Metal Detecting exams advocated by collectors' rights advocate

Californian collectors' "rights" activist and part-time coin dealer Dave Welsh reckons that metal detectors should be licenced, and:
a license to operate a metal detector should include (as does a license to drive an automobile) a requirement to pass an examination verifying knowledge of all relevant laws and ethical obligations which pertain to the activities of metal detectorists.
I guess that's because he does not use one himself. Has he really thought this through? This would mean that metal detector users in Bulgaria (for example) would be examined on the laws that prevent them passing on the coins they find to middlemen who then export them to the United States for people like Mr Welsh to sell. Well, of course there is a difference between knowing the law and abiding by it I suppose, so licence or not, I expect US dealers and collectors will continue to get their heaps of metal-detected 'dugups' extracted from some foreign archaeological field. Its not the diggers that need regulating, but the no-questions-asked market, Mr Welsh. Anyway what kind of collectors' "rights" is this upholding? Are metal detectorists in Britain and the USA for example not portable antiquity collectors too? Are they perhaps in Mr Welsh's eyes some kind of inferior collectors that he will willingly condone (nay, recommend) licencing them, but (as far as I know) not licencing the acquisitions of heaps-of-coin-collecting ACCG members? What makes him think the latter are so "special" and immune to what he would force on other collectors? I say let collectors rights advocates stand up for the rights of ALL portable antiquity collectors, or none. No discrimination.

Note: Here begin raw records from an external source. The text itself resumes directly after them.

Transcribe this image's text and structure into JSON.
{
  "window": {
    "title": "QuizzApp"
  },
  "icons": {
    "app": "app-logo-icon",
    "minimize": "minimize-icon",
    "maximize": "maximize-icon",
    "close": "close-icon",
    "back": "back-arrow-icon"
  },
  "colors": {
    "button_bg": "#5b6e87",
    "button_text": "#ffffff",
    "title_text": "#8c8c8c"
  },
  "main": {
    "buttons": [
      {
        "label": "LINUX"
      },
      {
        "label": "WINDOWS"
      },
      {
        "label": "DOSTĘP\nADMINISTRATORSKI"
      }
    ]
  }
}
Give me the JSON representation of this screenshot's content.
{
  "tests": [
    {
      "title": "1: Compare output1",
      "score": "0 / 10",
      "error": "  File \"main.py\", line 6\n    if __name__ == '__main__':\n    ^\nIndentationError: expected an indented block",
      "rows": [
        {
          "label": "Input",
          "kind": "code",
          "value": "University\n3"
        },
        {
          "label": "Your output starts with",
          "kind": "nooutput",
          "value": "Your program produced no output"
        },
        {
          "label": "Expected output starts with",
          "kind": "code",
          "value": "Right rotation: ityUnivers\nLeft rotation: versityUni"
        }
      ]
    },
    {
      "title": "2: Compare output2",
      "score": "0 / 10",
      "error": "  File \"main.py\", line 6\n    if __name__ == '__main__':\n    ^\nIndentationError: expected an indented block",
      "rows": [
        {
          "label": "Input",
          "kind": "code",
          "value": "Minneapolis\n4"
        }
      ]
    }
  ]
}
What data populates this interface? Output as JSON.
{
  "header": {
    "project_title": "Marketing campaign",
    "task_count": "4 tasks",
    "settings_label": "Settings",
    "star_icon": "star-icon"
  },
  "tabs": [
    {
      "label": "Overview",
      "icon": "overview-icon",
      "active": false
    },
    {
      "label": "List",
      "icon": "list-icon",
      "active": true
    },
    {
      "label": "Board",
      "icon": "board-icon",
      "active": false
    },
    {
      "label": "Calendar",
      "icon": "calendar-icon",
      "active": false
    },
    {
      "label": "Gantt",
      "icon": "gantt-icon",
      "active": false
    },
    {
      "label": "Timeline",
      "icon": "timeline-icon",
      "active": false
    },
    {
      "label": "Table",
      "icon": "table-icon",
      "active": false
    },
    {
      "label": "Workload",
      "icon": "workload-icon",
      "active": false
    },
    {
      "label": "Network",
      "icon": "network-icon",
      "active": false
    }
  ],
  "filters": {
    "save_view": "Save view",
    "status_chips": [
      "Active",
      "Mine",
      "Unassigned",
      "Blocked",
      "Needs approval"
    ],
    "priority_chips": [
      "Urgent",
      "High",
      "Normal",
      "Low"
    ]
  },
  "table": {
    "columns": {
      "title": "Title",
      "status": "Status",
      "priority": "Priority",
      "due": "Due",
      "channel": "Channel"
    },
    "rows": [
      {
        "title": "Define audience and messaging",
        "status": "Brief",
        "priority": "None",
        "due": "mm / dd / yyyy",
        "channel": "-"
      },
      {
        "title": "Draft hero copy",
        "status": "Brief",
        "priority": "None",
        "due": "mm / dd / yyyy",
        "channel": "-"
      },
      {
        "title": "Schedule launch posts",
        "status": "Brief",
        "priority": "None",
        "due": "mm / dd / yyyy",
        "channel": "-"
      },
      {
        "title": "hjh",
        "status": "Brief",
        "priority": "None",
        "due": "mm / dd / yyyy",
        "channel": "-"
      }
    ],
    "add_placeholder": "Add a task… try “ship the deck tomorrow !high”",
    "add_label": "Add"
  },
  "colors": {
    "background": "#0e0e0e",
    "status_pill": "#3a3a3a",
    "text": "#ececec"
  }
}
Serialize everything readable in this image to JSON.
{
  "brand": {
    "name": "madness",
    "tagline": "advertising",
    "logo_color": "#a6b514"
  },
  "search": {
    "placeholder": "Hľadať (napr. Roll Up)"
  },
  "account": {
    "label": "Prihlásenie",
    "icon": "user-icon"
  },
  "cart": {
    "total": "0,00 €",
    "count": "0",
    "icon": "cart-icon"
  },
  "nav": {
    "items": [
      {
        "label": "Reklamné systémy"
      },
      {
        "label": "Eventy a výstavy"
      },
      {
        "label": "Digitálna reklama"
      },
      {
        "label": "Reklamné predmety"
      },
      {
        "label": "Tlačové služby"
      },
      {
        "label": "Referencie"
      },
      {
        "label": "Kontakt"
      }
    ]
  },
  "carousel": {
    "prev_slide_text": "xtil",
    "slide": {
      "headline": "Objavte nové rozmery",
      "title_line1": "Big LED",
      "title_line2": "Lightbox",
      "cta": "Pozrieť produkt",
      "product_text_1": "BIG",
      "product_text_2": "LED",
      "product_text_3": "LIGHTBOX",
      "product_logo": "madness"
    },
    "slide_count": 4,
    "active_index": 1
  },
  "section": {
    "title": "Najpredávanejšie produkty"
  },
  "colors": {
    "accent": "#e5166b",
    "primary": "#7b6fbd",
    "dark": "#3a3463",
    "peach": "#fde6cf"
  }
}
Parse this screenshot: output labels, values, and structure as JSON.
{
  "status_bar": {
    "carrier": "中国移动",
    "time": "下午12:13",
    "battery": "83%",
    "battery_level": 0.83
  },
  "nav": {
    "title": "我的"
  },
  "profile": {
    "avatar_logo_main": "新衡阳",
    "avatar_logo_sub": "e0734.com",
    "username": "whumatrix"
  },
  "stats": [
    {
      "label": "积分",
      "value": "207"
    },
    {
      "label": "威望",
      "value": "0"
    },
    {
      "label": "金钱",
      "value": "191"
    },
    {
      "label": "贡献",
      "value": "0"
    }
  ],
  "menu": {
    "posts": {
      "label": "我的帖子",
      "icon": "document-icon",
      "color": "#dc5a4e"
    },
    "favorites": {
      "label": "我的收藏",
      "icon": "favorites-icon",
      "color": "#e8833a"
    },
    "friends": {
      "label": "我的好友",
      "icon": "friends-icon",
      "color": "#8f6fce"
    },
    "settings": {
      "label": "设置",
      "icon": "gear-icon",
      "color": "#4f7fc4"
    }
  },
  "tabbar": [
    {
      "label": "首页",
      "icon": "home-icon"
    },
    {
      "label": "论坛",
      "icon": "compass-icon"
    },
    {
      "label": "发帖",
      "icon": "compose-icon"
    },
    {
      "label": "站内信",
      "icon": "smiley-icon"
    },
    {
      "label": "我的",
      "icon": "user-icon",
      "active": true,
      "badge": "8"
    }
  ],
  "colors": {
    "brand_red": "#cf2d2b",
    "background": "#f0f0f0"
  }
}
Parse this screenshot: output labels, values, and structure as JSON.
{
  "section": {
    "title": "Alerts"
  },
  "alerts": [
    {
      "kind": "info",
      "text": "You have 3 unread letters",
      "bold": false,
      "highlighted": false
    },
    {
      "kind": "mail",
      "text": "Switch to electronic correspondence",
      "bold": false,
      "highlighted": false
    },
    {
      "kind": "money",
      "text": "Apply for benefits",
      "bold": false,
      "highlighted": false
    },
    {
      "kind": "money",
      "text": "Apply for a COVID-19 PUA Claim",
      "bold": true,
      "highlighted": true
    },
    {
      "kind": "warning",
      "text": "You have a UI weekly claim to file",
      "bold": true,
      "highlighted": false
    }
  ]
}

ADDENDUM: Ah, now he's backtracking. He now specifies that he would not advocate requiring such a license in the USA:
however in European and Middle Eastern countries which restrict export of antiquities, I believe it would be appropriate to require detectorists to be licensed.
I really cannot understand this fixation with export. Export, export, export. Its not primarily the metal detector users that illegally export items from countries like Bulgaria, is it? The USA has an archaeological record (I learnt the other day that even tincans can be part of it) and it follows that inappropriate metal detector use there is just as damaging as anywhere else that has an archaeological record. Yes or no? Surely there are laws to learn and ethics to be observed in metal detecting in the USA, so why would no exam testing the detector users knowledge of them be needed in Mr Welsh's view? Because Americans are somehow "better" than the rest of us? So what actually is the guy on about? What is this "licence" he proposes for?

Mr Welsh seems blissfully unaware that in countries where the state manages the archaeological record like the ones he mentioned earlier, legal metal detector use to search for relics can already only take place with a permit. As is the case in Great Britain if the searcher wants to search certain locations which have such restrictions imposed, and indeed any part of Northern Ireland (part of the UK).

2 comments:

Marcus Preen said...

Is there a theoretical limit to the number of ways Mr Welsh seeks to kid people?

"a license to operate a metal detector should include (as does a license to drive an automobile) a requirement to pass an examination verifying knowledge of all relevant laws and ethical obligations which pertain to the activities of metal detectorists"

Ummmm, Dave, there are ten thousand metal detectorists in Britain and ten thousand of them know precisely how they ought to act in order to be ethical and legal. The government has spent millions of pounds and eleven years maintaining a team of people to explain it to them. The problem isn't that they don't know damn well what's legal and ethical, it's that they don't damn well act legally or ethically. Get it?

Like dealers who say they only buy legal and ethical goods but make no effort to ensure that they do. NOW do you understand?

Paul Barford said...

Welcome back Mr Preen. It really is difficult for me to imagine why these people come out with such things, apparently without thinking them through to their logical conclusion. I really do not see what licencing metal detectorists will achieve - licencing car drivers does not stop people stealing cars.